I’ve always been turned off by what I have come to call Asperger’s Chic. By that I mean the fascination that people off the spectrum have with people on a particular part of the spectrum, people with the Asperger’s label. People off the spectrum are amazed by some of these folks’ ability to memorize, how some of them have keen senses of sight or hearing, or the way they can do their own thing in the face of what seems to the rest of us to be oppressive and aggressive forms of popular culture. Those lucky folks with Asperger’s. They remember everything. They see everything. And they don’t give a damn.
The New York Times recently ran an op-ed piece about the new edition of the DSM, the Diagnostic and Statistical Manual of Mental Disorders: http://www.nytimes.com/2010/02/10/opinion/10grinker.html?scp=10&sq=autism&st=cseIn the new version, editors have removed labels such as Asperger’s and PDD (pervasive development disorder) in favor of the more general term, autism spectrum disorder.
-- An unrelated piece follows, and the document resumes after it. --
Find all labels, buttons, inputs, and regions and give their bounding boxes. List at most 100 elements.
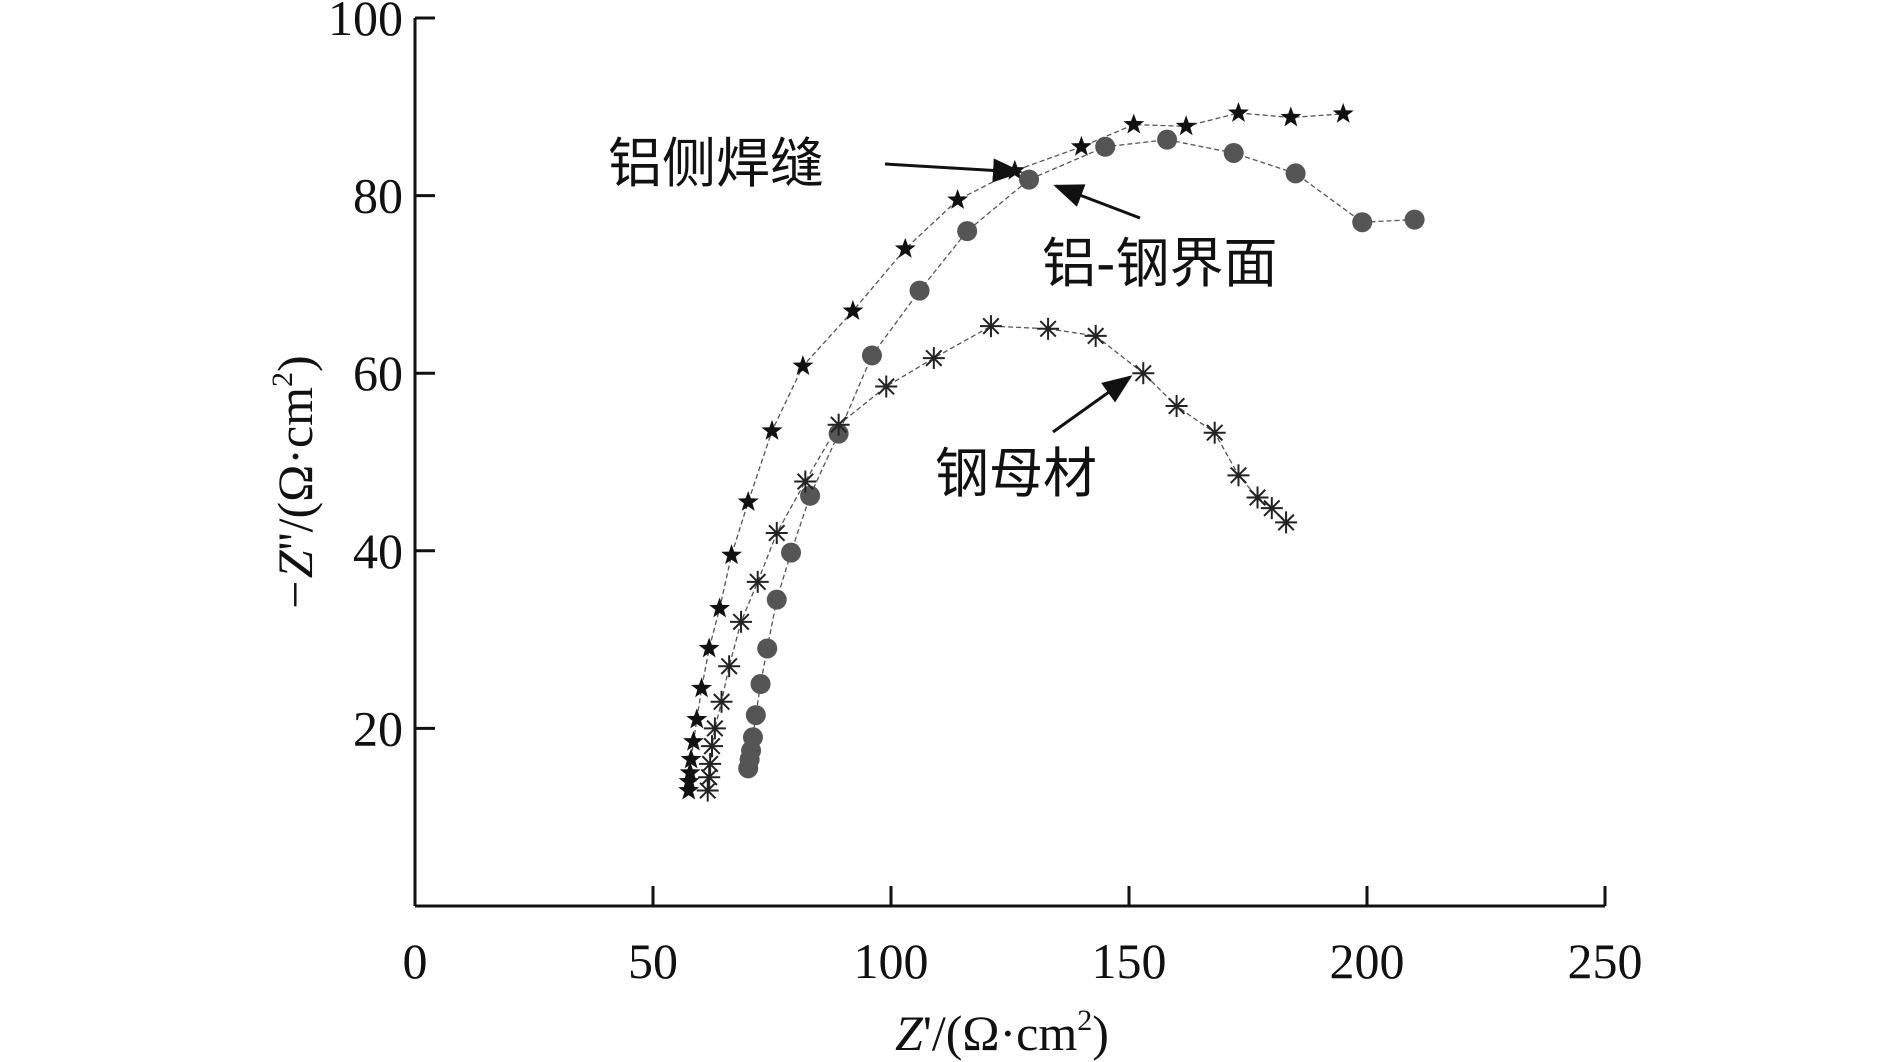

The editors reasoned that the labels obscured as much as they illumined. They were wrong as often as they were right.
While many clinicians welcome this move for these reasons, the author of the editorial piece hailed it for another. The writer, the father of a daughter who had received the Asperger’s label, thinks its time to get over what I call Asperger’s Chic. He called out his readers to stop understanding this part of the spectrum as the good part and the other parts as devastating. He asked his readers to interrogate their impulse to see Asperger’s as the cool sort of autism.
I have some sympathy with the writer. I cringe when people congratulate me on my child’s early reading or his capacity to memorize all the presidents. I get riled when people assume that it’s great that my kid will be insusceptible to some of our culture’s lower offerings. But think about it for a moment. Wouldn’t I rather have a kid whose brain works?
Because I feel this way, I hit the roof when I read the editorial’s last lines: “We no longer need Asperger’s disorder to reduce stigma. And my daughter does not need the term Asperger’s to bolster her self-esteem. Just last week, she introduced herself to a new teacher in her high school health class. ‘My name is Isabel,’ she said, ‘and my strength is that I have autism.’”
Isabel, I’m glad you feel that way, but I don’t share in this perspective. Or maybe I should say that I cannot see autism as an unqualified strength. There’s no way to utter that sentence without also acknowledging all of the difficulties, all of the struggles, all of the ways that a goofy brain can be both fun and maddening. I would never want Martin to feel that he has some sort of terrible weakness. And I acknowledge the way his particular brain might find interesting and unexplored ways to interact with the world. But not without missteps. Not without pain.
Will getting rid of Asperger’s Chic just lead us to Autism Chic?